John goes on to offer some footnotes and warnings regarding use of the tool:
- If you make a mistake and need to cancel a removal request, this process should be fast.
- Remember that removals apply to both www and non-www, and both http/https.
- Using the tool properly should clear the URL from Google for around 6 months.
After temporarily removing URLs from Google, it is sensible to then work towards a permanent removal.
The most effective way to request Google no longer indexes a page is to either use a noindex command, or ensure the resource responds with a 410/404 HTTP response to indicate it is no longer available.
Google have stated in the past that a noindex tag and 404/410 should work at the same speed.
If Google returns to a resource following a temporary removal request and finds a 404/410 or noindex tag they will cancel the removal request as it is no longer needed.
You could also set up authentication which would result in Google being unable to access a resource (eg with a 401 HTTP response).

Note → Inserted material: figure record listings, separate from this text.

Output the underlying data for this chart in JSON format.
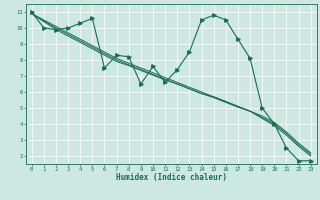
{
  "xlabel": "Humidex (Indice chaleur)",
  "bg_color": "#cce8e0",
  "line_color": "#1a6b5a",
  "grid_color": "#ffffff",
  "xlim": [
    -0.5,
    23.5
  ],
  "ylim": [
    1.5,
    11.5
  ],
  "xticks": [
    0,
    1,
    2,
    3,
    4,
    5,
    6,
    7,
    8,
    9,
    10,
    11,
    12,
    13,
    14,
    15,
    16,
    17,
    18,
    19,
    20,
    21,
    22,
    23
  ],
  "yticks": [
    2,
    3,
    4,
    5,
    6,
    7,
    8,
    9,
    10,
    11
  ],
  "x_data": [
    0,
    1,
    2,
    3,
    4,
    5,
    6,
    7,
    8,
    9,
    10,
    11,
    12,
    13,
    14,
    15,
    16,
    17,
    18,
    19,
    20,
    21,
    22,
    23
  ],
  "y_main": [
    11,
    10,
    9.9,
    10.0,
    10.3,
    10.6,
    7.5,
    8.3,
    8.2,
    6.5,
    7.6,
    6.6,
    7.4,
    8.5,
    10.5,
    10.8,
    10.5,
    9.3,
    8.1,
    5.0,
    4.0,
    2.5,
    1.7,
    1.7
  ],
  "y_line1": [
    10.9,
    10.5,
    10.1,
    9.7,
    9.3,
    8.9,
    8.5,
    8.1,
    7.8,
    7.5,
    7.2,
    6.9,
    6.6,
    6.3,
    6.0,
    5.7,
    5.4,
    5.1,
    4.8,
    4.5,
    4.1,
    3.5,
    2.8,
    2.2
  ],
  "y_line2": [
    10.9,
    10.45,
    10.0,
    9.6,
    9.2,
    8.8,
    8.4,
    8.0,
    7.7,
    7.4,
    7.1,
    6.8,
    6.5,
    6.2,
    5.9,
    5.7,
    5.4,
    5.1,
    4.8,
    4.4,
    4.0,
    3.4,
    2.7,
    2.1
  ],
  "y_line3": [
    10.9,
    10.4,
    9.9,
    9.5,
    9.1,
    8.7,
    8.3,
    7.9,
    7.65,
    7.35,
    7.05,
    6.75,
    6.5,
    6.2,
    5.9,
    5.65,
    5.35,
    5.05,
    4.8,
    4.35,
    3.9,
    3.3,
    2.6,
    2.0
  ]
}
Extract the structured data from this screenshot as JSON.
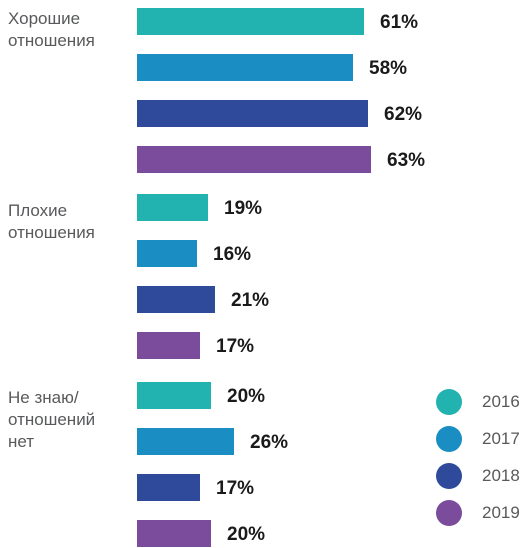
{
  "chart_data": {
    "type": "bar",
    "orientation": "horizontal",
    "categories": [
      {
        "lines": [
          "Хорошие",
          "отношения"
        ]
      },
      {
        "lines": [
          "Плохие",
          "отношения"
        ]
      },
      {
        "lines": [
          "Не знаю/",
          "отношений",
          "нет"
        ]
      }
    ],
    "series": [
      {
        "name": "2016",
        "color": "#22b2b0",
        "values": [
          61,
          19,
          20
        ],
        "labels": [
          "61%",
          "19%",
          "20%"
        ]
      },
      {
        "name": "2017",
        "color": "#1a8ec3",
        "values": [
          58,
          16,
          26
        ],
        "labels": [
          "58%",
          "16%",
          "26%"
        ]
      },
      {
        "name": "2018",
        "color": "#2f4a9a",
        "values": [
          62,
          21,
          17
        ],
        "labels": [
          "62%",
          "21%",
          "17%"
        ]
      },
      {
        "name": "2019",
        "color": "#7b4b9c",
        "values": [
          63,
          17,
          20
        ],
        "labels": [
          "63%",
          "17%",
          "20%"
        ]
      }
    ],
    "legend_position": "bottom-right"
  }
}
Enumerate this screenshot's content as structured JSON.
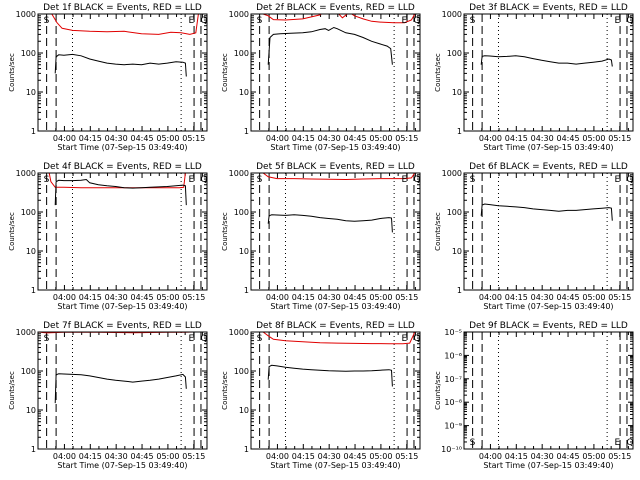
{
  "colors": {
    "events": "#000000",
    "lld": "#e00000",
    "background": "#ffffff",
    "axis": "#000000"
  },
  "chart_data": {
    "type": "line",
    "panel_layout": "3x3 grid",
    "x_axis": {
      "label": "Start Time (07-Sep-15 03:49:40)",
      "ticks": [
        "04:00",
        "04:15",
        "04:30",
        "04:45",
        "05:00",
        "05:15"
      ],
      "range_minutes_from_start": [
        -5,
        93
      ]
    },
    "y_label": "Counts/sec",
    "series_names": [
      "Events",
      "LLD"
    ],
    "panels": [
      {
        "title": "Det 1f BLACK = Events, RED = LLD",
        "yscale": "log",
        "ylim": [
          1,
          1000
        ],
        "ytick_labels": [
          "1000",
          "100",
          "10",
          "1"
        ],
        "lld": {
          "x": [
            -5,
            -2,
            3,
            6,
            9,
            15,
            25,
            35,
            45,
            55,
            65,
            72,
            78,
            83,
            86.5,
            88,
            90
          ],
          "y": [
            1000,
            1000,
            1000,
            600,
            430,
            380,
            360,
            350,
            360,
            310,
            300,
            340,
            330,
            300,
            330,
            1000,
            1000
          ]
        },
        "events": {
          "x": [
            5,
            5.5,
            7,
            10,
            15,
            20,
            25,
            30,
            35,
            40,
            45,
            50,
            55,
            60,
            65,
            70,
            75,
            79,
            80.5,
            81
          ],
          "y": [
            30,
            80,
            90,
            88,
            92,
            85,
            70,
            62,
            55,
            52,
            50,
            52,
            50,
            55,
            52,
            55,
            60,
            58,
            55,
            25
          ]
        },
        "markers": {
          "S": 0,
          "E": 84,
          "Q": 91
        },
        "dashed_lines": [
          0,
          5.5,
          85.5,
          89.5
        ],
        "dotted_lines": [
          15,
          78
        ]
      },
      {
        "title": "Det 2f BLACK = Events, RED = LLD",
        "yscale": "log",
        "ylim": [
          1,
          1000
        ],
        "ytick_labels": [
          "1000",
          "100",
          "10",
          "1"
        ],
        "lld": {
          "x": [
            -5,
            -2,
            2,
            5,
            8,
            15,
            25,
            35,
            40,
            45,
            48,
            52,
            55,
            60,
            65,
            70,
            78,
            84,
            88,
            90
          ],
          "y": [
            1000,
            1000,
            1000,
            900,
            720,
            700,
            750,
            950,
            1300,
            1100,
            800,
            1100,
            900,
            750,
            650,
            620,
            600,
            600,
            700,
            1000
          ]
        },
        "events": {
          "x": [
            5,
            6,
            8,
            12,
            18,
            25,
            30,
            35,
            38,
            40,
            43,
            45,
            50,
            55,
            60,
            65,
            70,
            74,
            76,
            77
          ],
          "y": [
            50,
            250,
            300,
            310,
            320,
            330,
            350,
            400,
            420,
            380,
            450,
            420,
            330,
            300,
            250,
            200,
            170,
            150,
            130,
            50
          ]
        },
        "markers": {
          "S": 0,
          "E": 84,
          "Q": 91
        },
        "dashed_lines": [
          0,
          5.5,
          85.5,
          89.5
        ],
        "dotted_lines": [
          15,
          78
        ]
      },
      {
        "title": "Det 3f BLACK = Events, RED = LLD",
        "yscale": "log",
        "ylim": [
          1,
          1000
        ],
        "ytick_labels": [
          "1000",
          "100",
          "10",
          "1"
        ],
        "lld": null,
        "events": {
          "x": [
            5,
            5.5,
            7,
            10,
            15,
            20,
            25,
            30,
            35,
            40,
            45,
            50,
            55,
            60,
            65,
            70,
            75,
            79,
            80.5,
            81
          ],
          "y": [
            50,
            82,
            85,
            84,
            80,
            82,
            85,
            80,
            72,
            65,
            60,
            55,
            55,
            52,
            55,
            58,
            62,
            70,
            66,
            45
          ]
        },
        "markers": {
          "S": 0,
          "E": 84,
          "Q": 91
        },
        "dashed_lines": [
          0,
          5.5,
          85.5,
          89.5
        ],
        "dotted_lines": [
          15,
          78
        ]
      },
      {
        "title": "Det 4f BLACK = Events, RED = LLD",
        "yscale": "log",
        "ylim": [
          1,
          1000
        ],
        "ytick_labels": [
          "1000",
          "100",
          "10",
          "1"
        ],
        "lld": {
          "x": [
            -5,
            -2,
            1.5,
            2.5,
            5,
            10,
            20,
            30,
            40,
            50,
            60,
            70,
            77,
            79.5,
            80.5,
            83
          ],
          "y": [
            1000,
            1000,
            1000,
            600,
            430,
            430,
            420,
            420,
            420,
            420,
            420,
            420,
            420,
            430,
            1000,
            1000
          ]
        },
        "events": {
          "x": [
            5,
            5.5,
            7,
            10,
            15,
            20,
            23,
            25,
            30,
            35,
            40,
            45,
            50,
            55,
            60,
            65,
            70,
            75,
            79,
            80.5,
            81
          ],
          "y": [
            150,
            600,
            650,
            640,
            640,
            650,
            680,
            560,
            500,
            470,
            450,
            420,
            410,
            420,
            430,
            440,
            450,
            470,
            490,
            470,
            150
          ]
        },
        "markers": {
          "S": 0,
          "E": 84,
          "Q": 91
        },
        "dashed_lines": [
          0,
          5.5,
          85.5,
          89.5
        ],
        "dotted_lines": [
          15,
          78
        ]
      },
      {
        "title": "Det 5f BLACK = Events, RED = LLD",
        "yscale": "log",
        "ylim": [
          1,
          1000
        ],
        "ytick_labels": [
          "1000",
          "100",
          "10",
          "1"
        ],
        "lld": {
          "x": [
            -5,
            -2,
            2,
            5,
            10,
            20,
            30,
            40,
            50,
            60,
            70,
            78,
            84,
            88,
            90
          ],
          "y": [
            1000,
            1000,
            1000,
            800,
            720,
            720,
            700,
            690,
            680,
            700,
            720,
            720,
            720,
            750,
            1000
          ]
        },
        "events": {
          "x": [
            5,
            5.5,
            7,
            10,
            15,
            20,
            25,
            30,
            35,
            40,
            45,
            50,
            55,
            60,
            65,
            70,
            75,
            76.5,
            77
          ],
          "y": [
            50,
            80,
            85,
            84,
            82,
            85,
            82,
            78,
            72,
            68,
            65,
            60,
            58,
            60,
            62,
            68,
            72,
            70,
            30
          ]
        },
        "markers": {
          "S": 0,
          "E": 84,
          "Q": 91
        },
        "dashed_lines": [
          0,
          5.5,
          85.5,
          89.5
        ],
        "dotted_lines": [
          15,
          78
        ]
      },
      {
        "title": "Det 6f BLACK = Events, RED = LLD",
        "yscale": "log",
        "ylim": [
          1,
          1000
        ],
        "ytick_labels": [
          "1000",
          "100",
          "10",
          "1"
        ],
        "lld": null,
        "events": {
          "x": [
            5,
            5.5,
            7,
            10,
            15,
            20,
            25,
            30,
            35,
            40,
            45,
            50,
            55,
            60,
            65,
            70,
            75,
            79,
            80.5,
            81
          ],
          "y": [
            80,
            150,
            160,
            155,
            145,
            140,
            135,
            130,
            120,
            115,
            110,
            105,
            110,
            110,
            115,
            120,
            125,
            130,
            125,
            60
          ]
        },
        "markers": {
          "S": 0,
          "E": 84,
          "Q": 91
        },
        "dashed_lines": [
          0,
          5.5,
          85.5,
          89.5
        ],
        "dotted_lines": [
          15,
          78
        ]
      },
      {
        "title": "Det 7f BLACK = Events, RED = LLD",
        "yscale": "log",
        "ylim": [
          1,
          1000
        ],
        "ytick_labels": [
          "1000",
          "100",
          "10",
          "1"
        ],
        "lld": {
          "x": [
            -5,
            0,
            10,
            20,
            30,
            40,
            50,
            60,
            70,
            80,
            85,
            90
          ],
          "y": [
            1000,
            950,
            980,
            990,
            980,
            970,
            960,
            970,
            980,
            990,
            1000,
            1000
          ]
        },
        "events": {
          "x": [
            5,
            5.5,
            7,
            10,
            15,
            20,
            25,
            30,
            35,
            40,
            45,
            50,
            55,
            60,
            65,
            70,
            75,
            79,
            80.5,
            81
          ],
          "y": [
            15,
            80,
            85,
            84,
            82,
            80,
            75,
            68,
            62,
            58,
            55,
            52,
            55,
            58,
            62,
            68,
            75,
            82,
            70,
            35
          ]
        },
        "markers": {
          "S": 0,
          "E": 84,
          "Q": 91
        },
        "dashed_lines": [
          0,
          5.5,
          85.5,
          89.5
        ],
        "dotted_lines": [
          15,
          78
        ]
      },
      {
        "title": "Det 8f BLACK = Events, RED = LLD",
        "yscale": "log",
        "ylim": [
          1,
          1000
        ],
        "ytick_labels": [
          "1000",
          "100",
          "10",
          "1"
        ],
        "lld": {
          "x": [
            -5,
            -2,
            2,
            5,
            8,
            15,
            25,
            35,
            45,
            55,
            65,
            75,
            83,
            87,
            89,
            90
          ],
          "y": [
            1000,
            1000,
            1000,
            800,
            650,
            600,
            560,
            530,
            520,
            510,
            505,
            500,
            500,
            520,
            800,
            1000
          ]
        },
        "events": {
          "x": [
            5,
            5.5,
            7,
            10,
            15,
            20,
            25,
            30,
            35,
            40,
            45,
            50,
            55,
            60,
            65,
            70,
            75,
            76.5,
            77
          ],
          "y": [
            60,
            130,
            140,
            135,
            125,
            118,
            112,
            108,
            105,
            102,
            100,
            98,
            100,
            100,
            102,
            105,
            108,
            104,
            40
          ]
        },
        "markers": {
          "S": 0,
          "E": 84,
          "Q": 91
        },
        "dashed_lines": [
          0,
          5.5,
          85.5,
          89.5
        ],
        "dotted_lines": [
          15,
          78
        ]
      },
      {
        "title": "Det 9f BLACK = Events, RED = LLD",
        "yscale": "log",
        "ylim": [
          1e-10,
          1e-05
        ],
        "ytick_labels": [
          "10⁻⁵",
          "10⁻⁶",
          "10⁻⁷",
          "10⁻⁸",
          "10⁻⁹",
          "10⁻¹⁰"
        ],
        "lld": null,
        "events": null,
        "markers": {
          "S": 0,
          "E": 84,
          "Q": 91
        },
        "dashed_lines": [
          0,
          5.5,
          85.5,
          89.5
        ],
        "dotted_lines": [
          15,
          78
        ]
      }
    ]
  }
}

Using a robots.txt block is not a good solution if your site has already been indexed. It can take a long time to have any impact and is not a direct instruction to remove content from the index, so Google can ignore it and leave the page indexed if they wish.
If your site is already indexed in Google, using a robots.txt rule to prevent Google crawling the site will also prevent them from seeing a noindex tag/header if you add one to a page.
Using the Removals Tool in Search Console will by default remove the URLs entirely, including the cache.
When using the tool you are given the option to remove the cached URL - which will clear the snippet shown in search results - until the resource is recrawled and a new snippet will be shown.
To prevent your dev site getting indexed in Google there are a variety of methods you can use:
- Authentication (password, IP address, CMS/plugin based, etc)
- Noindex tag or header
- Robots.txt disallow rule (least recommended option) Google's John Mu recommends the use of server side authentication as the best method:
My recommendation is always to use server-side authentication for staging / dev sites, since it's obvious when it's blocked, and obvious when it's forgotten. Robots.txt and robots meta tags are easy to accidentally deploy to your live site.
Note: Robots.txt is not a good option because it can be ignored by Google and other search engines.
You can use any of the standard methods to stop Google indexing a WordPress staging site - eg password protection, noindex or blocking Google from crawling the site with robots.txt.
The easiest method if you have access to the WordPress admin dashboard is to set WordPress to enable the 'Discourage search engines' option via Settings > Reading. This method should add a noindex tag to all your pages.